Creative Expression through Emotion
Any accomplished musician has the ability to interpret a series of tones placed in any arrangement, and create an emotional response to them. Extending long sonorous notes to explore vibrato, or create dolce ‘sweet’ notes that move through the air and enter the hearts of the listener. They can alter tempo and timbre to create dynamic and exhilarating displays of passion or furry! Non of which can be achieved without the understanding of human emotion and the innate ability and understanding of how that emotion translates into sound. Firstly, through the voice, and then through the instrument of choice!
“Music exists for the purpose of growing an admirable heart” – S.Suzuki
Undoubtably music is a language of all peoples – whether it is created through the voice, the clapping of hands or feet, the percussive effects of basic drums, or the instruments of an orchestra or an electronic device. As humans, we have devised many ways to recreate sounds in our external world. Every culture and human society that ever existed, has developed a language of music to some degree or other.
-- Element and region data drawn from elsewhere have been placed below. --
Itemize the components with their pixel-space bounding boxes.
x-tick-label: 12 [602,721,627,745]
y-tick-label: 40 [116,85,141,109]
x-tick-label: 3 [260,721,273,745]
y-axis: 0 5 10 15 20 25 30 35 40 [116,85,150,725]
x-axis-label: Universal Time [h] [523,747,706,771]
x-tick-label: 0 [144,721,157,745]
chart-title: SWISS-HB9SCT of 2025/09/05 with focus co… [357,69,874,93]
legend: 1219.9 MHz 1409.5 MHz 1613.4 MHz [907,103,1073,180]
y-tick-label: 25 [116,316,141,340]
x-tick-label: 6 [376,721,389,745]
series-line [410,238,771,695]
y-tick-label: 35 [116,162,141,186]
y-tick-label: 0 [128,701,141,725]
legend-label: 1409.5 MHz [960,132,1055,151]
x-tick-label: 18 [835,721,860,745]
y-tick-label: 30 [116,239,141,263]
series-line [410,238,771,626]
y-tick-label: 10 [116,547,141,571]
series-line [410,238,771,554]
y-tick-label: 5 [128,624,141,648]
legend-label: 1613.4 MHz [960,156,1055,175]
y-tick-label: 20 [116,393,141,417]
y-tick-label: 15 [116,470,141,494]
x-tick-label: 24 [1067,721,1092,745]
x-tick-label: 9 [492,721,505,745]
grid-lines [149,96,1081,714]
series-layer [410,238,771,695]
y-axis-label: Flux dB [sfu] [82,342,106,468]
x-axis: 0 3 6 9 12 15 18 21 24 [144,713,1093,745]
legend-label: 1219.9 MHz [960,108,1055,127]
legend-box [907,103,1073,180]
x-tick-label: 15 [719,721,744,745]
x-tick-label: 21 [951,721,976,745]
There are many reasons why we may have evolved to do this. Sound is our way of communicating. It is the impulsive nature of every human that needs to move an emotional or ‘high energy’ state from “within” to “without”! It is how we balance the growing pressure that can build inside our very being – whether it is fear, joy, exhilaration, pain or sadness – there is a pressure that is relieved when we allow the experience of that energy which builds within our very being to expand and explode out of us in the expression of sound, voice, song…
It is also the means that as a group of collective peoples, we can present that inner movement of energy (which can sometimes be hard to define), and extend it outwards to others within our community. It is a ‘reaching out’ from the deepest part of ourself, that enables us to meet the ‘other’ and join with them through tone, timbre, rhythm or melody. It unites us and brings our inner biology and our outer biology into a greater harmony with our tribe! It helps us to become one, and to identify ourselves within the group – a system or a greater body (or energy) than we are on our own. That is why we can experience such enormous waves of energy and connection and unification through music! Whether experienced in a huge stadium, through an anthem of unity, or the simple singing or listening to a lullaby or participating in a sacred drumming ceremony under a starlight sky in the open air with a handful of like-minded souls. Music brings us together – it makes us more than we feel we could ever be when we are alone; it reaches deep into our emotional being and can often be a ‘soundtrack’ for the important emotional events in our lives.
On an individual level it is a language that we need not explain in words, but that allows us to explore our emotional and maybe even our spiritual sensibilities. Something which can sometimes be ‘tricky’ to do in other languages. Because music needs no explanation – it simply is allowed to be what it is. And very often it connects with ‘the other’ in a way that they can receive it without explanation or criticism. It is a powerful agent for emotional good health and for creative expression.
It exists to help us to explore our own heart, and to reach out and touch the heart of others.
If that is not admirable – then I know not what is!